Davis and Wallace have, in turn, opened up the floor for Whiteside, who last season hit .319 (29-for-91) from three, third on the team.

Wholey recruited Whiteside when he was an assistant at Memphis and she was a senior at Memphis Central High School. He believes that being something of a forgotten option can be advantageous.

“If people are going to help and rotate off of her then she’s going to make them pay and bury the shot,” he said. “If people are really going to pressure her and try to take away stuff she’s a very unselfish player who will make the extra pass or penetrate. She can create a shot for her teammates.”

The improved perimeter game and the attention that must be paid to it, has opened the floor for Ty Marshall and bigs, Roddreka Rogers and Nariah Taylor.

“Us hitting shots makes it easier on everybody,” said Davis. “If we hit shots it opens things up for Aaliyah, Ty, and Dawnn [Maye]. It just works for everyone.”

“With the wings that we have and the bigs that we have, with Ty, it’s a really positive thing,” said Wallace. “Ty’s done a great job of attacking and helping us. In my opinion I think that this is one of the most balanced teams that we’ve had since I’ve been here.”

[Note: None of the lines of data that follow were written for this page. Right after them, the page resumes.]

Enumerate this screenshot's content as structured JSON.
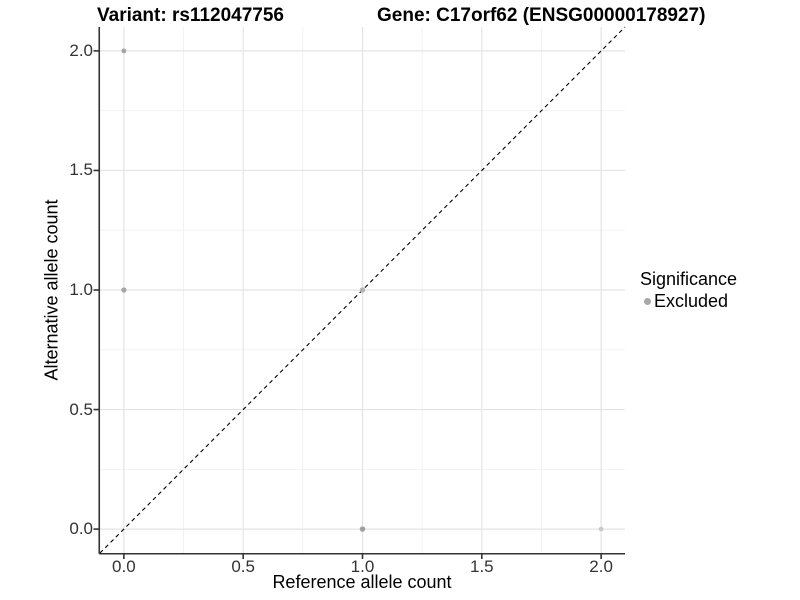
{
  "figure": {
    "title_left": "Variant: rs112047756",
    "title_right": "Gene: C17orf62 (ENSG00000178927)"
  },
  "chart_data": {
    "type": "scatter",
    "title": "Variant: rs112047756 — Gene: C17orf62 (ENSG00000178927)",
    "xlabel": "Reference allele count",
    "ylabel": "Alternative allele count",
    "xlim": [
      -0.1,
      2.1
    ],
    "ylim": [
      -0.1,
      2.1
    ],
    "xtick_values": [
      0,
      0.5,
      1,
      1.5,
      2
    ],
    "ytick_values": [
      0,
      0.5,
      1,
      1.5,
      2
    ],
    "xtick_labels": [
      "0.0",
      "0.5",
      "1.0",
      "1.5",
      "2.0"
    ],
    "ytick_labels": [
      "0.0",
      "0.5",
      "1.0",
      "1.5",
      "2.0"
    ],
    "minor_tick_values": [
      0.25,
      0.75,
      1.25,
      1.75
    ],
    "grid": {
      "show": true,
      "major_color": "#e4e4e4",
      "minor_color": "#f1f1f1"
    },
    "axis_color": "#333333",
    "identity_line": {
      "from": [
        -0.1,
        -0.1
      ],
      "to": [
        2.1,
        2.1
      ],
      "style": "dashed",
      "color": "#000000"
    },
    "series": [
      {
        "name": "Excluded",
        "points": [
          {
            "x": 0,
            "y": 2,
            "color": "#a4a4a4",
            "r": 2.4
          },
          {
            "x": 0,
            "y": 1,
            "color": "#a6a6a6",
            "r": 2.6
          },
          {
            "x": 1,
            "y": 1,
            "color": "#b4b4b4",
            "r": 2.7
          },
          {
            "x": 1,
            "y": 0,
            "color": "#9f9f9f",
            "r": 2.7
          },
          {
            "x": 2,
            "y": 0,
            "color": "#c8c8c8",
            "r": 2.4
          }
        ]
      }
    ],
    "legend": {
      "title": "Significance",
      "position": "right",
      "entries": [
        {
          "label": "Excluded",
          "color": "#a8a8a8"
        }
      ]
    }
  }
}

It’s also a group that loves to compete. Davis and Wallace, especially, have been as fun to watch in practice as in games. Wholey recalled one particular drill that would have been worth paying to see.

“We have a drill we call `Volume Shooting,'” he said. “They shoot 60 threes. Kaela was at one end, Sydney was at the other. Kaela went 50 for 60 and Sydney went 49 for 60.”

There is a lot to live up to and to return to. There is the 20-win seasons — Tech is already a third of the way there after dumping Illinois — and a return to the NCAAs following last year’s hiccup. Any way to make things fun while also getting better and getting each other is a good way.

“It’s really competitive,” said Davis, with a laugh. “Obviously it’s a fun competition but they keep a board and stuff in the locker room so they keep track of who’s doing what. So it’s a fun competition for everybody.”

“Competition is always good because it helps push you, motivate you and it gets you better in the long run,” said Wallace.